Tuesday, May 01, 2012

Jesus Is for Losers, John Boehner!

CROWLEY: This is a time -- an economic time when people are hurting and have been hurting for quite some time.
Do you think that someone who is as wealthy as [Mitt Romney] is, who has had as much privilege as he is, has a hill to climb to overcome that?
BOEHNER: No. The American people don't want to vote for a loser. They don't want to vote for someone that hasn't been successful.

Of course, Boehner may be speaking the truth, technically-speaking. The American people tend to get duped pretty easily and tend to think that being successful in the private sector (regardless of how he got successful in the first place *Ahem* Daddy's big bucks lead him to a vulture capital system where he takes over the acquisitions of businesses, bleeds them dry, lays off thousands of people, robs them of their severance and retirement funds, and has the government bail out those same retirements, while scoring big profits) means that one knows how to handle public sector money well, too - regardless of the fact that much of their private sector wealth was built from the public sector.

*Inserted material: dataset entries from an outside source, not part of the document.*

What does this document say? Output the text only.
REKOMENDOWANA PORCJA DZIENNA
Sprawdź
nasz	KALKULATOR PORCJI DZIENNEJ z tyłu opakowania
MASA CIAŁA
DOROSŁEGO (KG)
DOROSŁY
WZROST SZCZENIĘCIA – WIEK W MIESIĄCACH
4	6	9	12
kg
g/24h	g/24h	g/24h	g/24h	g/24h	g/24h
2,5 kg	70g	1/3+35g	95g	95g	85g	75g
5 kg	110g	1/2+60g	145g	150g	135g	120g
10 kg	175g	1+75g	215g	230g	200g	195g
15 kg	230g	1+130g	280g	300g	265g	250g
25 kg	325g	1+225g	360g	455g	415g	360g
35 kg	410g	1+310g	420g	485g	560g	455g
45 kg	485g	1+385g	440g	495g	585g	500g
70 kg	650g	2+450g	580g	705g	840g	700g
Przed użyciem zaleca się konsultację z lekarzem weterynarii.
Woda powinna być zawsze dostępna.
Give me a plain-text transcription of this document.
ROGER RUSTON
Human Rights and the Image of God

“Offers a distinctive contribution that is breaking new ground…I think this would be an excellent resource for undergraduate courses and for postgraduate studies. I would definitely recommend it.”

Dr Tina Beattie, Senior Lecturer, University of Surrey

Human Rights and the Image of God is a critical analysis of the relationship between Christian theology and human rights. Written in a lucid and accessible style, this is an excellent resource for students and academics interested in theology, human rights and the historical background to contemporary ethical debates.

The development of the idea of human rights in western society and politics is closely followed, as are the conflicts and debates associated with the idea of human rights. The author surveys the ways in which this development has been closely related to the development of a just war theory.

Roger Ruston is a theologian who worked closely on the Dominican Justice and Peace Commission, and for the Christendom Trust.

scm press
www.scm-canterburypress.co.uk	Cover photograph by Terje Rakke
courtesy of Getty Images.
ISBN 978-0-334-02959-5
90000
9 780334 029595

If the American people believe this, and believe that not being financially successful makes the vast majority of Americans losers, well, it's because we have our priorities f***ed the f*** up.

And by "we" I mean specifically "we American Christians". We still believe in the god of mammon rather than the God of Compassion. We still follow the path of The American Dream more so than the Way of the Cross. We still think in terms of failures and winners and losers in terms of how much money, how many children, how big a house, how much education.

But Jesus is for "losers." So should we be.

Steve Taylor, "Jesus Is for Losers"

For more, here is Catholic Moral Theology: Missing the Point on Poverty.

In her reflection on Matthew 16:15 “Who do you say that I am?” Mother Teresa offers a powerful answer, beginning with the standard theological statements from the creed (You are the Second person of the Blessed Trinity, etc) and concludes:
Jesus is the Hungry – to be fed.
Jesus is the Thirsty – to be satiated.
Jesus is the Homeless – to be taken in
Jesus is the Sick – to be healed.
Jesus is the lonely – to be loved.
Jesus is the Unwanted – to be wanted.
Jesus is not like the poor. Jesus is the poor. Jesus is not like the unemployed father who cannot find work and for whom food stamps are the only thing preventing his children from going to bed hungry. Christ is not like single mother working two low-paying part time jobs surviving only through access to housing and child care subsidies. Jesus Christ is that father. Jesus Christ is that mother.